How Will You Get Medical Marijuana In Ohio?

Jacob Redmond

Well-Known Member
Question: How would you get medical marijuana if Ohio voters pass Issue 3?

Answer: The proposed Marijuana Legalization Amendment would establish a special regimen to offer marijuana for medical use. Details of its operation are left to the Marijuana Control Commission, the regulatory body that Issue 3 would create.

But In General: If you are a patient with a “debilitating medical condition,” you may ask your doctor for certification that allows you to obtain medical marijuana.

Q: What’s a “debilitating medical condition”?

A: The amendment leaves the term for the commission to define. In the 26 states that permit medical marijuana, people can get the drug to treat illnesses such as cancer, Crohn’s disease and epilepsy. Most states also use an umbrella term of “chronic pain” for disorders not specifically listed.

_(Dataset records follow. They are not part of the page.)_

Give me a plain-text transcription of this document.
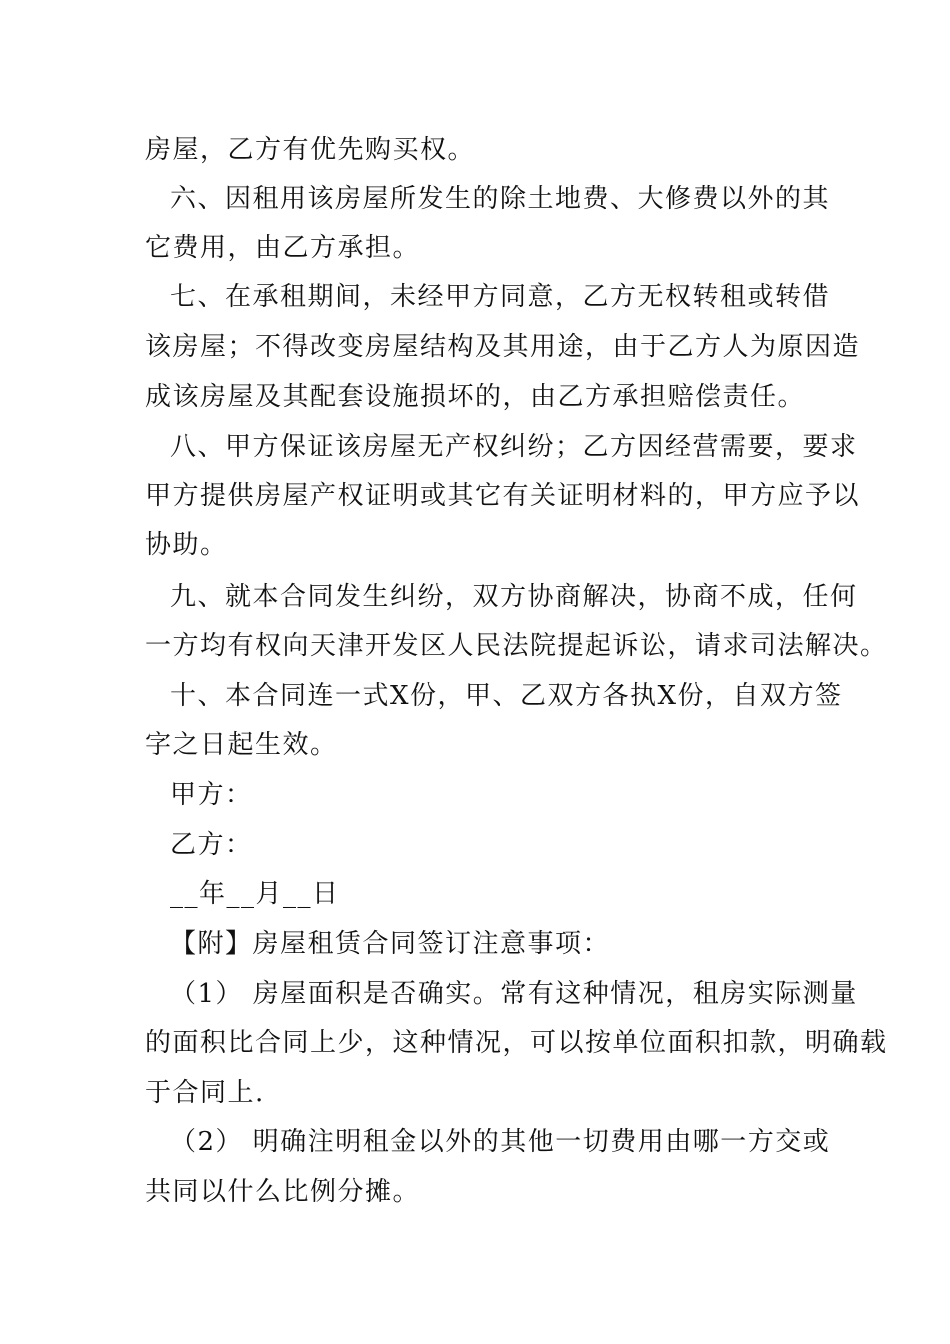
房屋，乙方有优先购买权。
六、因租用该房屋所发生的除土地费、大修费以外的其
它费用，由乙方承担。
七、在承租期间，未经甲方同意，乙方无权转租或转借
该房屋；不得改变房屋结构及其用途，由于乙方人为原因造
成该房屋及其配套设施损坏的，由乙方承担赔偿责任。
八、甲方保证该房屋无产权纠纷；乙方因经营需要，要求
甲方提供房屋产权证明或其它有关证明材料的，甲方应予以
协助。
九、就本合同发生纠纷，双方协商解决，协商不成，任何
一方均有权向天津开发区人民法院提起诉讼，请求司法解决。
十、本合同连一式X份，甲、乙双方各执X份，自双方签
字之日起生效。
甲方：
乙方：
__年__月__日
【附】房屋租赁合同签订注意事项：
（1） 房屋面积是否确实。常有这种情况，租房实际测量
的面积比合同上少，这种情况，可以按单位面积扣款，明确载
于合同上.
（2） 明确注明租金以外的其他一切费用由哪一方交或
共同以什么比例分摊。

The Ohio amendment sets limits on medical certification, to guard against the creation of pot-doctor mills like those that proliferated in California. First, a patient must have a “bona fide” relationship with a doctor. The doctor must determine the potential benefit of medical marijuana offsets the risk, and the doctor must explain that tradeoff to the patient.

A minor with a qualifying illness must have the consent of a parent or guardian to obtain the doctor’s certification and medical marijuana.

The state of Ohio must regulate doctors and medical marijuana the way it regulates their prescribing of any other drug. The state can’t go after a doctor for talking about medical marijuana with patients or for legally issuing certifications.

Q: Where to buy it?

A: The amendment envisions not-for-profit dispensaries of medical marijuana, which would be separate operations from the for-profit retail stores offering marijuana for recreational use. The commission would write regulations on how many dispensaries would open and where.

From its own budget, the commission “may” fund dispensaries’ “reasonable and necessary operating costs,” and it may establish a program for low-income patients to get low-cost medical marijuana. Details on those features are yet to come.

Medical marijuana would have to come from the 10 farms that would grow the commercial crop, tested by a licensed laboratory and processed by a licensed production facility. This language concerns patient organizations such as Ohio Families CANN, a group of parents with sick children pushing for access to medical marijuana.

Officials with Ohio Families CANN have told me they’re worried that the farms won’t be able to produce enough medicine and growers would lean more toward satisfying the recreational market. One farm owner, Dr. Suresh Gupta of Dayton, has said his grow site in Licking County will be dedicated to medical-marijuana strains. And licensed home growers could give away their excess marijuana to medical patients.

Q: Who pays?

A: Your use of medical marijuana comes out of your own pocket. Issue 3 says you can’t bill your health insurer, Medicaid or Medicare for the costs of medical marijuana.